Platinum surfaces in perchloric acid: Pt(111), Pt(100), Pt(110) – perchlorate
In this chapter the experimental results on adsorption of perchlorate ion on Pt(111), Pt(100) and Pt(110) surfaces are described.
The difference between different anion adsorption behavior and structure is a consequence of two fundamental properties: interaction strength, which on all low-index surfaces increases in the order ClO4− < SO42− < Cl < Br < I, and the symmetry of the anion and the surface, e.g., for the tetrahedral (bi)sulfate anions, the interaction strength increases from Pt(100) ≈ Pt(110) to Pt(111), while the spherical halide anions are more strongly bound on (100) than on (111) sites.
No specific ClO4− adsorption/desorption peaks are found with all three low-index planes of Pt in 0.01 M aqueous perchlorate solution.

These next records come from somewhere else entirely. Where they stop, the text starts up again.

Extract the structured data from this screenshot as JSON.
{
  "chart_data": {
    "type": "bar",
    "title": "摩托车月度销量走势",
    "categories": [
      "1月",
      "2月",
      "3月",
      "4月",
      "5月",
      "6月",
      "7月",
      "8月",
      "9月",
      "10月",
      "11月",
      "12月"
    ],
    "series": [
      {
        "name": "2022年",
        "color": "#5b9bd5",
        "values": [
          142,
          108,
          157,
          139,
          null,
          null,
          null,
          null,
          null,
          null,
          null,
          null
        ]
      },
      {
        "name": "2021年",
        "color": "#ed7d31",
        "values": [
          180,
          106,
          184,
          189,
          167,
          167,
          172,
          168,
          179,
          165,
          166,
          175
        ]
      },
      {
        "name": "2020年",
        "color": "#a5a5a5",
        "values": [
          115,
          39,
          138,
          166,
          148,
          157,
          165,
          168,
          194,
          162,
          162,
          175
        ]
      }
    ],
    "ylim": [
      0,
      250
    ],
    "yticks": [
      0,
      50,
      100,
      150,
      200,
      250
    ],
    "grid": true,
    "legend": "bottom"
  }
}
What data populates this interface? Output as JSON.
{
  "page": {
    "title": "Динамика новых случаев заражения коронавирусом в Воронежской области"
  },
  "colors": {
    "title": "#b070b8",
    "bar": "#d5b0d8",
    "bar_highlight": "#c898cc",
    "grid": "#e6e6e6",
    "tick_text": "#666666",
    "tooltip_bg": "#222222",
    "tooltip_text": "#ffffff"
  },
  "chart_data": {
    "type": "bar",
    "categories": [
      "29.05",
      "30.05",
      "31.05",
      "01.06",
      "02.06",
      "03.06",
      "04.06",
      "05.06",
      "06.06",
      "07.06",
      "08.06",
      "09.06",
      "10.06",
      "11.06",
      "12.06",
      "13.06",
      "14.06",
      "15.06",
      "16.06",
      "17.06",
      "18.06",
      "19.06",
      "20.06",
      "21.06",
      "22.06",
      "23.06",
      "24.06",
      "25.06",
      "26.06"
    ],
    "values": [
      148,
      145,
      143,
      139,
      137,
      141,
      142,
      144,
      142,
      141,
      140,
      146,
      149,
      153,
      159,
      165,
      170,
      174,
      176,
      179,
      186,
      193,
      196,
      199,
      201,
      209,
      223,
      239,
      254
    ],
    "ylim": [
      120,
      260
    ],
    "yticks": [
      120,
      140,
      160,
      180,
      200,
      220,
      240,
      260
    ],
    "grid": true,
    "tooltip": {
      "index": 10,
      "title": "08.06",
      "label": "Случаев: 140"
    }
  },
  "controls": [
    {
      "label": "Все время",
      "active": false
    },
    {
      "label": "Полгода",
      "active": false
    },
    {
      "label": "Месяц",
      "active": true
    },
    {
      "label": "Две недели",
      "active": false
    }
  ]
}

Instead, on Pt(111) hydrogen upd [under-potential deposition] (at 0.0–0.3 V vs. Pd/H), OH adsorption (at 0.5–0.8 V vs. Pd/H), and finally surface oxidation (at 0.95–1.1 V vs. Pd/H) are observed. Both the OHad and oxide states are perturbed significantly as the perchlorate concentration increases suggesting a competition between OH− and ClO4− adsorption. The H-upd region remains unchanged, but ClO4− decomposition to Cl− is reported (see Cu-ClO4 in Chap. 192[ https://doi.org/10.1007/978-3-662-53908-8_192]).
On Pt(100) from 0 to 0.1 V (Pd/H), the oxidation (2H → 2H+) of hydrogen gas, previously formed in a more negative going sweep, is recorded. Between 0.1 and 0.4 V, a broad range of hydrogen upd starts to overlap with the adsorption of OH up to 0.6 V. At potentials >0.8 V, the Pt(100) surface is oxidized. So, H upd on Pt(100) differs from the narrower range of H upd on Pt(111). In contrast to Pt(111), no variation of the onset of electrooxidation is found.
On Pt(100) the upd region consists of two states at 0.09 V and 0.22 V. Electrochemical oxide formation happens between 0.7 and 0.9 V with a large oxide peak at 0.96 V (Pd/H). Also on Pt(110) and Pt(311), marginal changes in the onset of electrooxidation are recorded, again suggesting the competitive adsorption of ClO4− anions.